Wednesday, July 10, 2024

Review of KUMAN THONG: Mother in Mourning

July 10, 2024



Online English tutor Clara (Cindy Miranda) was a single mother raising two energetic kids -- Katie (Althea Rueda) and Isaac (Emmanuel Esquivel). One fateful day, Isaac suddenly passed away in a freak accident. Clara could not move on from her extreme grief, and would always brought the urn with his ashes with her everywhere she went, even when she travelled to Thailand with her Thai boyfriend Sai Chon (Max Nattapol).

Sai Chon had proposed marriage to Clara, so he brought Clara and Katie with him to visit his mother Khun Nam (Jariya Therakaosal) in his home country. They wanted to ask for her blessing so they can get eventually get married in the Philippines. While out shopping in the market, Clara saw a crazed laughing woman (Pateharaporn Tongtiva) carrying a doll of a baby. The stranger said she how Clara could get her dead son back. 

Movie star Xian Lim dons his director's hat for the third time, after "Tabon" (Cinemalaya 2019) and "Hello, Universe!" (2023).  Lim also co-wrote the script with Iris Lee, who was also an associate producer in this project. Troubled personal life aside, this film does prove that Lim does have good directorial aptitude for this horror material. His camera angles, lighting decisions, suspense build-up and startle techniques were not bad. 

The story was actually better than what I thought. Kuman thong is a real item in Thai folk culture with roots in black magic, so that is interesting.  However, the script was not too good. Clara bringing the urn to Thailand and carrying it in her arms around the market was just too weird, a screaming red flag. Also, I get that a dead person can be revived if a spirit possessed it, but why would the body remain alive and normal, if the spirit had left? Absurd.  

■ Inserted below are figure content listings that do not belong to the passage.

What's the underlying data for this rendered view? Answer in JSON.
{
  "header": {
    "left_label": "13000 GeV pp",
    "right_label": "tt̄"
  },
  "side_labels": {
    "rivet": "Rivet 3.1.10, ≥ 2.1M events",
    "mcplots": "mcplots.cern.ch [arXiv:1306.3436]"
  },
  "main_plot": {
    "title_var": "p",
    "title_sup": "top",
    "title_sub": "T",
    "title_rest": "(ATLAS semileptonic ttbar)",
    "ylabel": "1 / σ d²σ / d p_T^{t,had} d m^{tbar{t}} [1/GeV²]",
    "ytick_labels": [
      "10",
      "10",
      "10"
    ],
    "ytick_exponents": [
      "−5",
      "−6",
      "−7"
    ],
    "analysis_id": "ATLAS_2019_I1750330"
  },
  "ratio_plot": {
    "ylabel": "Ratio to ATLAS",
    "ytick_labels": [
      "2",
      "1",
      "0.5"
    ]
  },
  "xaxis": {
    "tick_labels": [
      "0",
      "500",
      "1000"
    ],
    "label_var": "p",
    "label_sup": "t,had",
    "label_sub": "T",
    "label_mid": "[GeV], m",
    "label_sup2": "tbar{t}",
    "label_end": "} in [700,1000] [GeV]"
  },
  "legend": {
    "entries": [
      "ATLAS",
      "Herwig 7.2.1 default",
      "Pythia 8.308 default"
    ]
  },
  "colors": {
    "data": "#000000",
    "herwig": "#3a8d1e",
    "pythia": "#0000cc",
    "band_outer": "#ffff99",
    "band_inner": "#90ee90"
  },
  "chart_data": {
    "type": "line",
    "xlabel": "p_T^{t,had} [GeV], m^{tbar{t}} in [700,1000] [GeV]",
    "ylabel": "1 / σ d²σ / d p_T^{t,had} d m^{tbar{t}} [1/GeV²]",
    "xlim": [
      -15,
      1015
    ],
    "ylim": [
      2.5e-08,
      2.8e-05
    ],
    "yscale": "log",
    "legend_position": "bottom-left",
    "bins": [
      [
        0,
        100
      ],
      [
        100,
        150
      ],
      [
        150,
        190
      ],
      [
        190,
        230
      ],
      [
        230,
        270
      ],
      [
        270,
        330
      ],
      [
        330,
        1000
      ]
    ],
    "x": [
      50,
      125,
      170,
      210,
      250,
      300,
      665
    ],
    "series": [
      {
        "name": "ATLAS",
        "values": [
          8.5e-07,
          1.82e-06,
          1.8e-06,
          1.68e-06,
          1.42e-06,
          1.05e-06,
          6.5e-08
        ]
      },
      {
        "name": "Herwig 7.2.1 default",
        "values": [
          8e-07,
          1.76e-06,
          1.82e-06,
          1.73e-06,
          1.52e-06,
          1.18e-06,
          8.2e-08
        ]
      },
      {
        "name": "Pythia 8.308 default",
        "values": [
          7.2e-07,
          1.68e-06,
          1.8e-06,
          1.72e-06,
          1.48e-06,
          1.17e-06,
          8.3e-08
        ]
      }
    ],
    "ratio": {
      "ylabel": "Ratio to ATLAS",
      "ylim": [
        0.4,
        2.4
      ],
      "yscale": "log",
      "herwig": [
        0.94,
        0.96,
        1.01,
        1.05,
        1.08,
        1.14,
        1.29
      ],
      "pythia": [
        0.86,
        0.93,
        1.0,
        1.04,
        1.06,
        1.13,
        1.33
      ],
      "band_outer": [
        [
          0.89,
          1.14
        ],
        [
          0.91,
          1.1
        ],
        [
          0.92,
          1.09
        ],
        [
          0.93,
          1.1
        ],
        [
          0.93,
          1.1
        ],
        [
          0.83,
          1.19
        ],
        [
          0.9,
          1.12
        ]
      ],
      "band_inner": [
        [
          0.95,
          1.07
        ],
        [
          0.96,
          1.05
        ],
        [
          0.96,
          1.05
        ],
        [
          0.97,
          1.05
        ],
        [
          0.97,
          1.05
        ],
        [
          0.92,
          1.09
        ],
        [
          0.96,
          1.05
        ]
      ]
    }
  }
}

It is very good to see Cindy Miranda out of Vivamax, but too bad that her Clara only had two moods here -- either depressed or angry.  Lim may need some more experience in directing child actors so they do not come across as annoying brats. This is Thai actor Nattapol's first feature film after starring in several TV series since 2016. He did well in his challenging role of a man caught between his gloomy lover and his clingy mother. 5/10.